Die rumänische Presse weist bei aller Euphorie darauf hin, dass Herta Müller nicht ein einziges Mal von rumänischer Seite für den Nobelpreis nominiert wurde, aber bereits mehrmals von deutscher. Claudia Candet nennt ihren Artikel in der Ziua de Constanţa Mit der Faust auf der Brust wegen etwas, das uns nicht gehört.

„Die meisten Vertreter rumänischer Kultur traten mit immer pompöseren Erklärungen über den besonderen Verdienst der rumänischen Autorin ins Rampenlicht. Ganz plötzlich war Herta Müller bekannt, geschätzt und gelobt von denjenigen, die sie noch vor 22 Jahren verleugneten. Ungeniert gegenüber ihr, der die Anerkennung für 20 Jahre literarische Arbeit gebühren müsste, hat man sich in Erklärungen gegenseitig überholt. Über die internationale Anerkennung für eine derartige Auszeichnung […]“. (Zitiert und übersetzt von hier)

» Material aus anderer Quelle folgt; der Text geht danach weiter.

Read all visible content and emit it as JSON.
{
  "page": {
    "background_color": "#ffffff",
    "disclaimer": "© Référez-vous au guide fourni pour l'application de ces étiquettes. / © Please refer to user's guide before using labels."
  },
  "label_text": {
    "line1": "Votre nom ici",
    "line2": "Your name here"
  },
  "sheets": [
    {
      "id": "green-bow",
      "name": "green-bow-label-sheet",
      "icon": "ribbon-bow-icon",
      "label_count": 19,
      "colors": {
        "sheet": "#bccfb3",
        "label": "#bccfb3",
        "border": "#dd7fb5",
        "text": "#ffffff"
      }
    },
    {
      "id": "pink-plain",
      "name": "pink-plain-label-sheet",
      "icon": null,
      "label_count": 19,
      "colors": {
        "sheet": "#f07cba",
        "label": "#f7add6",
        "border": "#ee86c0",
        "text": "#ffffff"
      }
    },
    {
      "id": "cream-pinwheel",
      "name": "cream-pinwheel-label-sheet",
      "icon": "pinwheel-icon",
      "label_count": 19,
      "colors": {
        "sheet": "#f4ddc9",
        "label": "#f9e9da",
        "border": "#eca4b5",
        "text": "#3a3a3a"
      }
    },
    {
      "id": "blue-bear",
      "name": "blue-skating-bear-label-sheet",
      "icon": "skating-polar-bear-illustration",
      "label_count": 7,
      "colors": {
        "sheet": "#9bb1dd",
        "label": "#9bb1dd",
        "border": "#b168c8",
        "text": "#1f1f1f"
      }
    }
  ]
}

Candet wundert sich, dass bisher niemand auf die „demütigenden“ Finanzierungen des Kultusministeriums hinwies und auf den „jämmerlichen“ Zustand der rumänischen Kultur. So kommt sie zu dem pessimistischen Schluss, dass es einen rumänischen Literatur-Nobelpreisträger wohl niemals geben wird.

Dan Tapalagă, der Herta Müller in seinem Kommentar bei Hotnews als nicht-rumänische Schriftstellerin einordnet, nennt sie neben Eginald Schlattner und bewundert die authentische literarische, wenn auch unterschiedliche, Verarbeitung beider Schriftsteller. Was ihm aber fehlt ist eine rumänische Herta Müller, die literarisch laute Fragen stellt, ein rumänischer Eginald Schlattner, der als Opfer oder Informant der Securitate seine Rolle literarisch verarbeitet. Müller und Schlattner sieht er als schmerzvolle Spiegel für andere Schriftsteller.

„Wir haben ihnen den Haupt-Stoff geliefert, das Leid, sie haben ihn anderen erzählt, auf Deutsch. Allmählich entdeckten wir sie wieder, als ihre Werke im Ausland Anerkennung fanden und sie absoluten Erfolg hatten. Wir haben sie in überschaubaren Auflagen in Rumänien übersetzt, nachdem sie in Deutschland Bestseller-Autoren waren. Heute fällt uns ein, dass es sie gibt, weil, ist es nicht so, sie inzwischen auch einen Nobelpreis bekommen haben. Wir haben sie hierzulande ignoriert, so sehr wir konnten oder wir haben sie heuchlerisch vereinnahmt, während wir die Nationalhymne anstimmten.“ (Zitiert und übersetzt von hier)

Es wird sich zeigen, ob die selbstkritischen Töne aus Rumänien erst der Anfang einer größeren Diskussion sind, die dem Literatur-Nobelpreis 2009 folgt. Diskussionsbedarf zur Situation von Minderheiten gibt es nicht nur in Rumänien.